Photo by max-R | flickr.com

Mondays are my least favourite day of the week. It’s not because I have to wake up early after a long, relaxing weekend, and it’s not even because I know there’s a full week ahead of me. I hate Mondays because it’s garbage day in Hamilton- the day lazy university students throughout my neighbourhood get to leave heaps of trash sprinkled all over their lawns for me to walk through on the way to school.

I can’t stand all the “OOPS” stickers I see on massive garbage bags when people can’t figure out how to recycle properly. Even worse, I hate seeing those bags sitting on those same lawns on my walk to school every day that same week. Seriously, people? Aren’t we taught how to recycle in elementary school? It frustrates me to no end that intelligent, capable university students can’t properly throw their junk into 4 separate bins.

A while ago, I received a pamphlet in the mail (and you probably did too if you live in Hamilton) called Be the One: Your 2011-2012 Yard waste pick up calendar. If I wasn’t psycho about waste management, I probably would have tossed it straight into the Blue Bin, but I held on to it just to take a peek.

Inside I found a few tips that I felt were worth sharing, particularly to those repeated offenders who can’t seem to figure out why they get OOPS stickers on a weekly basis:

Firstly, GREEN BINS are for food and biodegradables. You eat food, I know you do, so use them. When you scrape your plate clean, just do it into a container separate from your garbage can. By no means is it more convenient to throw things directly into the garbage than it is to throw them directly into another bin.

It’s ok to put greasy pizza boxes in there too, along with bones, fats & oils, dryer lint (NOT dryer sheets), popcorn bags, tea bags, Kleenex, as well as plates, cups, bags, and towels that are made of paper. Eight Gino’s Pizza boxes can take up a lot of room in the recycling container, so clear some space by making full use of that massive Green Bin. Any organics can go in the Green Bin and, if you think it can go in, it usually does. Remember to keep out any plastic bags, clothing, and wine corks.

Second: BLUE BINS are used for recyclables only, which is something university students in my area can’t seem to figure out. You have to separate your recyclables: paper in one bin and glass/plastics in another.

Your plastics and glass bin can hold those paper-like milk and juice containers (except juice boxes) and if you’re unsure, there’s always a recycling symbol on anything that goes in this bin, usually on the bottom of the container- Hamilton recycles numbers 1, 2, 5, and 6.
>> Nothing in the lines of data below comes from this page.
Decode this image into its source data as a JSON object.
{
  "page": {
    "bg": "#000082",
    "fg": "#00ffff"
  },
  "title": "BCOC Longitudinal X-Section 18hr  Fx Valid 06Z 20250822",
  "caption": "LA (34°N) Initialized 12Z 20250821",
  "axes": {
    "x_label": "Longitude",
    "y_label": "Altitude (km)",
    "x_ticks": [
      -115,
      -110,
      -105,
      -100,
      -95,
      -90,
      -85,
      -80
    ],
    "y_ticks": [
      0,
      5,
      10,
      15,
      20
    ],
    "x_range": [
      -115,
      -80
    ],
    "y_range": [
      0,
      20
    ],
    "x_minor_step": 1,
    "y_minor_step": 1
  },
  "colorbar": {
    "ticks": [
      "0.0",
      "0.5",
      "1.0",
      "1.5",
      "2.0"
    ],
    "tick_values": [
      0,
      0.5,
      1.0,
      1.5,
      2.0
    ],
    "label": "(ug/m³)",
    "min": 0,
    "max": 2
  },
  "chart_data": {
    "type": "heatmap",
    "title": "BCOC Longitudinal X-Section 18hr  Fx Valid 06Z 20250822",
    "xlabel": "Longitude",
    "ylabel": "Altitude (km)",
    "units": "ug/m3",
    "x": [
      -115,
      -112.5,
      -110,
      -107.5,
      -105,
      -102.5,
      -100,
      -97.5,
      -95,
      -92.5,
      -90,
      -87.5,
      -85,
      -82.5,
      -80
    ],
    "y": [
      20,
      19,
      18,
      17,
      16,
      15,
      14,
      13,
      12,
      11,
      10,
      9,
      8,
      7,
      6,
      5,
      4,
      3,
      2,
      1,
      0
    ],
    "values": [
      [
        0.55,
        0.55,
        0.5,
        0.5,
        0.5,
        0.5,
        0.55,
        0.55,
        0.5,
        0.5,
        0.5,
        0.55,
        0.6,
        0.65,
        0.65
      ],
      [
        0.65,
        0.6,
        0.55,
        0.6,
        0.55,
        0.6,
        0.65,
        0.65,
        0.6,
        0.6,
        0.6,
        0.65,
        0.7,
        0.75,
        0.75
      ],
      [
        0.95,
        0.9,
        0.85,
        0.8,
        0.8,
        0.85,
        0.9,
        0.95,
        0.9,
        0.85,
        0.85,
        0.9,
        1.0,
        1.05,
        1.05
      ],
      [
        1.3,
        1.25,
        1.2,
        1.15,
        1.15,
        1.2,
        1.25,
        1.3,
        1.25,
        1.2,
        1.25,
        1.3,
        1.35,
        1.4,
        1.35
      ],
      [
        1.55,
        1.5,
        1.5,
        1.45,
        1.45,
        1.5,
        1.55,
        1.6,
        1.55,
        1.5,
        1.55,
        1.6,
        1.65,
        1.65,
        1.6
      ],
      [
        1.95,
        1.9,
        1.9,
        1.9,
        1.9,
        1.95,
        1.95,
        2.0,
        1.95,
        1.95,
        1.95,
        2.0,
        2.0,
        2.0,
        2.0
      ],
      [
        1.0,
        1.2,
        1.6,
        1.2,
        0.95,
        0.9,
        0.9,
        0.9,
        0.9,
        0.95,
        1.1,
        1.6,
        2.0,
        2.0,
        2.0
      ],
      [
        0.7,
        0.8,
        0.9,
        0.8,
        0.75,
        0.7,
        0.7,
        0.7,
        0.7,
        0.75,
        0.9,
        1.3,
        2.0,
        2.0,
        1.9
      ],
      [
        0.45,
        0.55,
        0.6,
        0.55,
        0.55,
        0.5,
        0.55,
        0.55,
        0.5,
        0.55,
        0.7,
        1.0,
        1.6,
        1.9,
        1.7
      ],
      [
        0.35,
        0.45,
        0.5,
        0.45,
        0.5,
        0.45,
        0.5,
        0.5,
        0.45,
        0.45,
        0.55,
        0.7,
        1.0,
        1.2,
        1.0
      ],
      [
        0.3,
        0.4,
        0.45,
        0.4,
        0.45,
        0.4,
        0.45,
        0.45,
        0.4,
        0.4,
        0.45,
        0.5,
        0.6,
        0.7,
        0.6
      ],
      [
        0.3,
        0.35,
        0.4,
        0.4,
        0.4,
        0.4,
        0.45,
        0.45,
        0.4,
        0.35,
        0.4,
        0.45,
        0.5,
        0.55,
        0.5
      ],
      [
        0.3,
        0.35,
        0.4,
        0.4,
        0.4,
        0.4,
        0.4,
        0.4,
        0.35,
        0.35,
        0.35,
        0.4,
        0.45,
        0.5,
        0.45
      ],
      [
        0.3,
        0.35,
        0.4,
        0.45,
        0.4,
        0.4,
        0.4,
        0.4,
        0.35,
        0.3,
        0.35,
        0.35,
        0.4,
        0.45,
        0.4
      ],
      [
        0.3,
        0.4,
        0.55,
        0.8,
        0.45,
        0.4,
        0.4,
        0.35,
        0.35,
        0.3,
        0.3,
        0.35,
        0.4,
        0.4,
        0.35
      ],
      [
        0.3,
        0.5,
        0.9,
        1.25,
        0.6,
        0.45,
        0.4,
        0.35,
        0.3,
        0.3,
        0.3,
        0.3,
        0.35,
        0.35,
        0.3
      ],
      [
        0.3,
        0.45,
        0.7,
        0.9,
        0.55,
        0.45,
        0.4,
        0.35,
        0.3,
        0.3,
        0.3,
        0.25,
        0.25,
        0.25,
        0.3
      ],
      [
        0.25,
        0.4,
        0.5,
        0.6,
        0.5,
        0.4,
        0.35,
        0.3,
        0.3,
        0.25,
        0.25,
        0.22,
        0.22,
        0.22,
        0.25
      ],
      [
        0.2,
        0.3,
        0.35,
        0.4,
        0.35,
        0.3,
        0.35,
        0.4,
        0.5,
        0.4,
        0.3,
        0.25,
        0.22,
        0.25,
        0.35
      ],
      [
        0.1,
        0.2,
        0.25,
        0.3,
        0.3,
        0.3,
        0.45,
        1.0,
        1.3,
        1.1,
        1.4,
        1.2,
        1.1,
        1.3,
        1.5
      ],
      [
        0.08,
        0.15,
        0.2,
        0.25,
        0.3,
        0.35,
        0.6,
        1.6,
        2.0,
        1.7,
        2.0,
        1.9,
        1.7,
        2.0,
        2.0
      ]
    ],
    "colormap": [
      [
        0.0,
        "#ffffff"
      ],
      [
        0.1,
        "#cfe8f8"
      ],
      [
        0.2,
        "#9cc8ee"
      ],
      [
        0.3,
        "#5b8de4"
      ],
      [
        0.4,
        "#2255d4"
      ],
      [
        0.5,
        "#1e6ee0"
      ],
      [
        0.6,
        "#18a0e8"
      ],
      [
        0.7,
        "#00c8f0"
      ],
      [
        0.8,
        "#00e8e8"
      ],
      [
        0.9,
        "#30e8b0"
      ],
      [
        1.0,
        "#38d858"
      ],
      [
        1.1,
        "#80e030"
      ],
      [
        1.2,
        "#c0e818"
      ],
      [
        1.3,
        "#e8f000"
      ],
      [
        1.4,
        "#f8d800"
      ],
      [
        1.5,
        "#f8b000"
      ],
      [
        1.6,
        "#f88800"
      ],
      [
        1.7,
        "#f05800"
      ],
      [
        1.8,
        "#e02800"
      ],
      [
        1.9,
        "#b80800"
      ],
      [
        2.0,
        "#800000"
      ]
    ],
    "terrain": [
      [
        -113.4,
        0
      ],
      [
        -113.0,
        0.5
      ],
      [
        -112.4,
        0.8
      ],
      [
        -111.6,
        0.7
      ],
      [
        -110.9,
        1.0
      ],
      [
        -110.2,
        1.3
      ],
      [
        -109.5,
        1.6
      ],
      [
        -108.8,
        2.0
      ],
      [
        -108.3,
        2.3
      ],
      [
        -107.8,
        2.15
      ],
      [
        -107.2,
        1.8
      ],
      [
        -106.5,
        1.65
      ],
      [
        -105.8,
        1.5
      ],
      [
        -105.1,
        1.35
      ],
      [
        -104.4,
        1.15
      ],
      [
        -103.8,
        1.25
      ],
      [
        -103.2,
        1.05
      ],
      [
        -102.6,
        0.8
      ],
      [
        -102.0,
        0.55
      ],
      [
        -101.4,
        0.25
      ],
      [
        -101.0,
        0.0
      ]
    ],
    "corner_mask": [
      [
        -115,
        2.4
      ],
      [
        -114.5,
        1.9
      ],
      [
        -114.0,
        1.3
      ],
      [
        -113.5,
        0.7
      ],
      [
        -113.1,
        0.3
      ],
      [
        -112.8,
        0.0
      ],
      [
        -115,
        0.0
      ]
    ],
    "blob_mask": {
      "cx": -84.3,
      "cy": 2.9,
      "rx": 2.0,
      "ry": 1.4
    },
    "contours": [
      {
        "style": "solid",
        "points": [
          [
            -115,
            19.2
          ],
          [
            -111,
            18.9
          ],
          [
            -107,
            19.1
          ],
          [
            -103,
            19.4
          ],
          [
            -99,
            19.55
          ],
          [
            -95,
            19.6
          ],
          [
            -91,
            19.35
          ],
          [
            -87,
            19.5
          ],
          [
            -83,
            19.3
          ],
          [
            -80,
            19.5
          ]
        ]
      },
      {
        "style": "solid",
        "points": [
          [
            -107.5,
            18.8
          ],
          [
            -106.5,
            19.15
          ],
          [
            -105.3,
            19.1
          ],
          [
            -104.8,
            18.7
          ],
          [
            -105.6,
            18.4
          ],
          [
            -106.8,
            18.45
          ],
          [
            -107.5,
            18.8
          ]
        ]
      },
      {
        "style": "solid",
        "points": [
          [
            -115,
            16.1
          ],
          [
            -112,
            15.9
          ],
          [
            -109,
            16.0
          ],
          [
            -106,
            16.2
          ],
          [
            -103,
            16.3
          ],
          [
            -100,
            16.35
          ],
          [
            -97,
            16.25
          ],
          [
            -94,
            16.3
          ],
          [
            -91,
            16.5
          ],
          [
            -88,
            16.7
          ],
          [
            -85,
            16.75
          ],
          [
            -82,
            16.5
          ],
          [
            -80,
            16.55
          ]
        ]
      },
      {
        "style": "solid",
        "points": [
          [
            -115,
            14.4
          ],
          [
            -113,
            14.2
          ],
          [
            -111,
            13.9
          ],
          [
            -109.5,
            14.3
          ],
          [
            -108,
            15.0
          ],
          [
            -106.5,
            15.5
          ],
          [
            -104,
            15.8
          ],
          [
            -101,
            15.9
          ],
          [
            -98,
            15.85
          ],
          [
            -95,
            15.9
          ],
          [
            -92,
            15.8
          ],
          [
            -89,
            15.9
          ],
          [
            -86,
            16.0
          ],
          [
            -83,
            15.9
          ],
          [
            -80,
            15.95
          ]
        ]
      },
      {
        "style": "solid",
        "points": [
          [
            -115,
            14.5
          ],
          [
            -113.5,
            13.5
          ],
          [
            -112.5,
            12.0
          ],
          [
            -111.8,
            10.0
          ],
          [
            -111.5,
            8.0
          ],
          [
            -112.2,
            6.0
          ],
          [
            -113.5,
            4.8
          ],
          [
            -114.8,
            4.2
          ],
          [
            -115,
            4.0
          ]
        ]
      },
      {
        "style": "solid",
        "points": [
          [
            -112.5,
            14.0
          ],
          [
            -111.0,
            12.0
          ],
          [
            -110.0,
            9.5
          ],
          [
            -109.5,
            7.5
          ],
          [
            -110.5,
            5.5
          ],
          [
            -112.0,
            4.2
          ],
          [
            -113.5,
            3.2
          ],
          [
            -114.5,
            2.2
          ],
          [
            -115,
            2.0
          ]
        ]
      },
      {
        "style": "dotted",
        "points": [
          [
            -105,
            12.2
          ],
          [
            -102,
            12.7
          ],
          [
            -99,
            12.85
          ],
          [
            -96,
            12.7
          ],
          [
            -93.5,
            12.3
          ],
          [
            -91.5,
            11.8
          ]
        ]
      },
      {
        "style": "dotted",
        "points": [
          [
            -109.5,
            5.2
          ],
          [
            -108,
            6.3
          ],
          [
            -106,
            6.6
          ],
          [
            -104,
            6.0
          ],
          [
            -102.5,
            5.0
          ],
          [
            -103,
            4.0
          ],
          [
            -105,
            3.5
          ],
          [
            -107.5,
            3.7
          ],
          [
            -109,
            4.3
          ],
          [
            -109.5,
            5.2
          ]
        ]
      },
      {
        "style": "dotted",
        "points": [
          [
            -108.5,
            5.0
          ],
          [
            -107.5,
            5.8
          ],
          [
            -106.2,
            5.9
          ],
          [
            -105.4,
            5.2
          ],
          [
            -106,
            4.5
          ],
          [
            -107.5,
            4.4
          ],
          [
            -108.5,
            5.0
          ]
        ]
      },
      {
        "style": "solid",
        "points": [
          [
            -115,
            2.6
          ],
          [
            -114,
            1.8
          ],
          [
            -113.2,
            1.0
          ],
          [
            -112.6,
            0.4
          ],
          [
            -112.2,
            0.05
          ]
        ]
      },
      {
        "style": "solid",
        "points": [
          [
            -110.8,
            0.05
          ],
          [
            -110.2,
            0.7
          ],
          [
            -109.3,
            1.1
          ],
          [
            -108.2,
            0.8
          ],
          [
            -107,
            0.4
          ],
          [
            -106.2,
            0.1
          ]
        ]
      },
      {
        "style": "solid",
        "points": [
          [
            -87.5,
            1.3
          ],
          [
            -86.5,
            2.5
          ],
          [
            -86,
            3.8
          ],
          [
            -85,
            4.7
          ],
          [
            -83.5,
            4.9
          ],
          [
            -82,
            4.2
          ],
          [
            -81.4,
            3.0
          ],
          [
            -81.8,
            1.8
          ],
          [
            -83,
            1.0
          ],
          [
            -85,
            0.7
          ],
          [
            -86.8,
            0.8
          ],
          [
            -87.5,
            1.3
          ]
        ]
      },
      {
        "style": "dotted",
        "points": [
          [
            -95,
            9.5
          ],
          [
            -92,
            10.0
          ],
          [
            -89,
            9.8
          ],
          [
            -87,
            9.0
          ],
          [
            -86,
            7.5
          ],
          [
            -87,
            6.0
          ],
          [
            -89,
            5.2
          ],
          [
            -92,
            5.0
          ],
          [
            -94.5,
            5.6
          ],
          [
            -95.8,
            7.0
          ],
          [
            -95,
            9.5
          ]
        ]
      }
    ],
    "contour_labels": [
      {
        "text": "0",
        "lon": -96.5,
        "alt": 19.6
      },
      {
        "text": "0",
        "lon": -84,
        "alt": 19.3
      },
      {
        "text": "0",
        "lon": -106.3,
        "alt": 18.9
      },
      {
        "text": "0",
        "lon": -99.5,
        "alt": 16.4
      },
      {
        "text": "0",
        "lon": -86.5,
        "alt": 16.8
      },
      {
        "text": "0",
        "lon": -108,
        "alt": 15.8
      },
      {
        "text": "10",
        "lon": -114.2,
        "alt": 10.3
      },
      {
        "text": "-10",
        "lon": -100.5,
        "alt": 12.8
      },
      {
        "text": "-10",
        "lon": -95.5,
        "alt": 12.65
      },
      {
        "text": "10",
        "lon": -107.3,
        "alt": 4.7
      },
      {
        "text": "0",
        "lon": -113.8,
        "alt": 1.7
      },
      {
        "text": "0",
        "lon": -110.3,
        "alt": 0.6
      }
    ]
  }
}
Remember to clean out your jars and bottles (a swish is fine; they don’t ask for your recycling to go through the dishwasher first), and take of all the lids. Styrofoam is something I always see piled into garbage bins and it drives me nuts! The stuff is recyclable, it says so right on the bottom! Other not-so-intuitive-recyclables include: meat trays (but not the plastic cover), bakery/fruit containers, soup boxes, and aluminum foil. Remember to keep broken glass, old CDs, mirrors, and light bulbs out of your recycling bins.

It’s almost moving time for students- a time when the one-bag limit on garbage tends to be an issue. Filling up your Blue Bins is an excellent way to clear up more space for your garbage bin, and you’re allowed to put an unlimited number of properly sorted Blue Bins at your curb on garbage day. If you need a new bin, they’re free to pick up at Hamilton’s Municipal Service Centre.

My housemates and I began taking waste disposal more seriously this year, and now, the 5 of us often only fill half our garbage can every week. The fact that our waste gets picked up so frequently should feel more like a privilege, and shouldn’t be taken for granted with lazy recycling habits.